By Jamey Dunn
Democratic legislative leaders filed a lawsuit today to halt Gov. Pat Quinn’s move to suspend lawmakers’ pay until a pension reform bill is passed.
Quinn used his veto pen earlier this month to strike out the money for lawmakers’ pay from the budget. At the time House Speaker Michael Madigan’s public reaction to Quinn’s decision was not negative. He noted that lawmakers had made much effort to try to get pension legislation passed. “The governor’s decision follows my efforts, and I understand his frustration. I am hopeful his strategy works,” Madigan said in a prepared statement. Senate President John Cullerton called Quinn’s splashy strategy “unproductive.”
Today, both leaders are the plaintiffs in a lawsuit against Quinn claiming that his move to cut off paychecks is unconstitutional. In a letter to lawmakers, they called Quinn’s action “purely political” and an “unconstitutional attempt to coerce the legislature to comply with his demands.”
The suit says that if the governor were allowed to cut lawmakers’ pay, it would break down the separation of powers between the branches of government because any governor going forward could hold paychecks hostage to extort votes from legislators.
“If the governor’s line-item veto is upheld, the independence of each member of the General Assembly will be forever compromised. Any governor will hold a trump card over a co-equal branch of government, attempting to bend the members of the General Assembly to his or her will with the threat of eliminating their salaries, which for some legislators is their only source of income,” the complaint says. “In this particular instance, Gov. Quinn has stated that his dispute with the General Assembly is over the lack of pension reform legislation. Next time, it may be gun control or abortion rights or tax policy.”
Quinn defended his veto again today. “My action to suspend the appropriation for legislative pay is clearly within the express provisions of the Illinois Constitution,” he said in a written statement. Quinn also is not taking a paycheck.
The Illinois Constitution does address the salaries of lawmakers, as well as those of constitutional officers and judges. The document says that salaries cannot be changed during their terms. From the legislative article: “A member shall receive salary and allowances as provided by law, but changes in the salary of the member shall not take effect during the term for which he has been elected.”
However, the Constitution also states that the governor may “reduce or veto any item of appropriation in a bill presented to him.” Comptroller Judy Baar Topinka said last week that she did not have the authority to pay lawmakers with out the appropriation, which Quinn had vetoed. She said that the only way legislators would get paid is if they voted to override the veto or a judge ordered that they get their checks.

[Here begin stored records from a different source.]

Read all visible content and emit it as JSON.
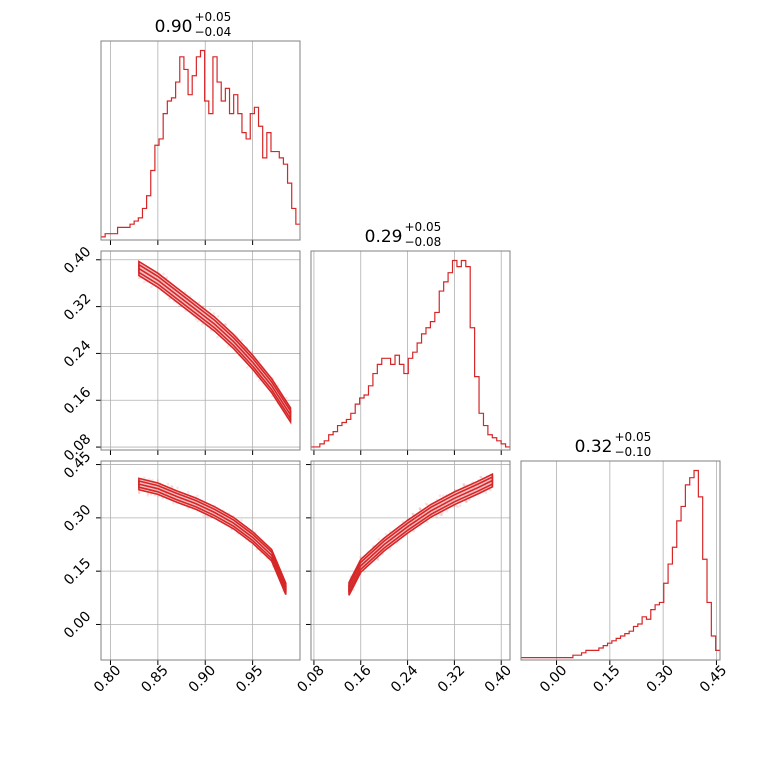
{
  "chart_data": {
    "type": "corner",
    "color": "#d62728",
    "titles": [
      {
        "main": "0.90",
        "plus": "+0.05",
        "minus": "−0.04"
      },
      {
        "main": "0.29",
        "plus": "+0.05",
        "minus": "−0.08"
      },
      {
        "main": "0.32",
        "plus": "+0.05",
        "minus": "−0.10"
      }
    ],
    "ranges": [
      [
        0.79,
        1.0
      ],
      [
        0.075,
        0.415
      ],
      [
        -0.1,
        0.46
      ]
    ],
    "ticks": [
      {
        "values": [
          0.8,
          0.85,
          0.9,
          0.95
        ],
        "labels": [
          "0.80",
          "0.85",
          "0.90",
          "0.95"
        ]
      },
      {
        "values": [
          0.08,
          0.16,
          0.24,
          0.32,
          0.4
        ],
        "labels": [
          "0.08",
          "0.16",
          "0.24",
          "0.32",
          "0.40"
        ]
      },
      {
        "values": [
          0.0,
          0.15,
          0.3,
          0.45
        ],
        "labels": [
          "0.00",
          "0.15",
          "0.30",
          "0.45"
        ]
      }
    ],
    "histograms": [
      {
        "param": 0,
        "edges_range": [
          0.79,
          1.0
        ],
        "counts": [
          1,
          2,
          2,
          2,
          4,
          4,
          4,
          5,
          6,
          7,
          10,
          14,
          22,
          30,
          32,
          40,
          44,
          45,
          50,
          58,
          54,
          46,
          52,
          58,
          60,
          44,
          40,
          58,
          50,
          44,
          48,
          40,
          46,
          40,
          34,
          32,
          40,
          42,
          36,
          26,
          34,
          28,
          28,
          26,
          24,
          18,
          10,
          5
        ]
      },
      {
        "param": 1,
        "edges_range": [
          0.075,
          0.415
        ],
        "counts": [
          1,
          1,
          2,
          3,
          5,
          6,
          8,
          9,
          10,
          12,
          15,
          17,
          18,
          21,
          25,
          28,
          30,
          30,
          28,
          31,
          28,
          25,
          30,
          32,
          35,
          38,
          40,
          42,
          45,
          52,
          55,
          58,
          62,
          60,
          62,
          60,
          40,
          24,
          12,
          8,
          5,
          4,
          3,
          2,
          1
        ]
      },
      {
        "param": 2,
        "edges_range": [
          -0.1,
          0.46
        ],
        "counts": [
          1,
          1,
          1,
          1,
          1,
          1,
          1,
          1,
          1,
          1,
          1,
          1,
          2,
          2,
          3,
          4,
          4,
          4,
          5,
          6,
          7,
          8,
          9,
          10,
          11,
          12,
          14,
          15,
          18,
          17,
          21,
          23,
          24,
          32,
          40,
          47,
          58,
          64,
          73,
          76,
          79,
          68,
          42,
          24,
          10,
          4
        ]
      }
    ],
    "pairs": [
      {
        "x_param": 0,
        "y_param": 1,
        "ridge": [
          [
            0.83,
            0.385
          ],
          [
            0.85,
            0.365
          ],
          [
            0.87,
            0.34
          ],
          [
            0.89,
            0.315
          ],
          [
            0.91,
            0.29
          ],
          [
            0.93,
            0.26
          ],
          [
            0.95,
            0.225
          ],
          [
            0.97,
            0.185
          ],
          [
            0.99,
            0.135
          ]
        ],
        "width": 0.012
      },
      {
        "x_param": 0,
        "y_param": 2,
        "ridge": [
          [
            0.83,
            0.395
          ],
          [
            0.85,
            0.382
          ],
          [
            0.87,
            0.36
          ],
          [
            0.89,
            0.34
          ],
          [
            0.91,
            0.315
          ],
          [
            0.93,
            0.285
          ],
          [
            0.95,
            0.245
          ],
          [
            0.97,
            0.195
          ],
          [
            0.985,
            0.1
          ]
        ],
        "width": 0.016
      },
      {
        "x_param": 1,
        "y_param": 2,
        "ridge": [
          [
            0.14,
            0.1
          ],
          [
            0.16,
            0.165
          ],
          [
            0.2,
            0.225
          ],
          [
            0.24,
            0.275
          ],
          [
            0.28,
            0.32
          ],
          [
            0.32,
            0.355
          ],
          [
            0.36,
            0.385
          ],
          [
            0.385,
            0.405
          ]
        ],
        "width": 0.018
      }
    ]
  }
}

Madigan and Cullerton likely do not want an override vote because continuing in the standard process would be tacit acknowledgement that the veto was legitimate and constitutionally sound. “The purpose of this lawsuit is to protect the independence of the legislature and preserve the separation of powers. It is our hope that the court will remedy this constitutional violation and that future governors will not feel empowered to use such coercive tactics,” they said in their letter.
Quinn said that instead of focusing their efforts on a lawsuit, lawmakers should be working on formulating changes to the pensions system that can pass in both chambers. “Today's lawsuit filed by two members of the Illinois General Assembly is just plain wrong. If legislators had put forth the same effort to draw up a pension reform agreement that they did in crafting this lawsuit, pension reform could have been done by now. Instead of focusing on resolving the state's pension crisis — which is costing taxpayers millions of dollars a day — legislators have chosen to focus on their own paychecks and waste taxpayer time and money on this lawsuit. Legislators should not be rewarded for an endless cycle of promises, excuses, delay and inertia on the pension problem.”
Members of a special committee that is working on pension reform say they are making real progress. However, they say that it may be mid-August or later before the have a proposal to present to the General Assembly at large. Barring immediate court action, lawmakers will miss a their first paycheck under the veto this Thursday. Credit Union 1, which serves state employees, has offered to loan lawmakers half of their $68,000 monthly base salaries for 60 days. Non-members would have to join the credit union and would be charged interest on the loans.
Quinn said he plans to fight the issue in court. “I will defend the interest of Illinois taxpayers in the courts. Nobody should be paid until the pension reform job gets done for taxpayers.”
Union leaders took the lawsuit as a chance to remind lawmakers that public workers’ pension benefits are also protected by the state's Constitution. “Today, legislative leaders sued over the constitutionality of Governor Pat Quinn’s line item veto of legislators’ salaries. We remind lawmakers that the entirety of the Illinois Constitution must be upheld for all citizens, including public employees and retirees — teachers, police, nurses, caregivers, and others — whose modest pensions are protected in Article XIII, Section 5,” said a written statement from the We Are One Coalition. The coalition called on lawmakers to support the union-backed proposal, Senate Bill 2404. “Legislators take an oath to support this constitutional provision — just as they promise to support all constitutional provisions equally. Lawmakers must not cherry-pick or apply a double standard in determining what parts of the Constitution should be defended. They shouldn't adhere to the Constitution only when it's convenient.”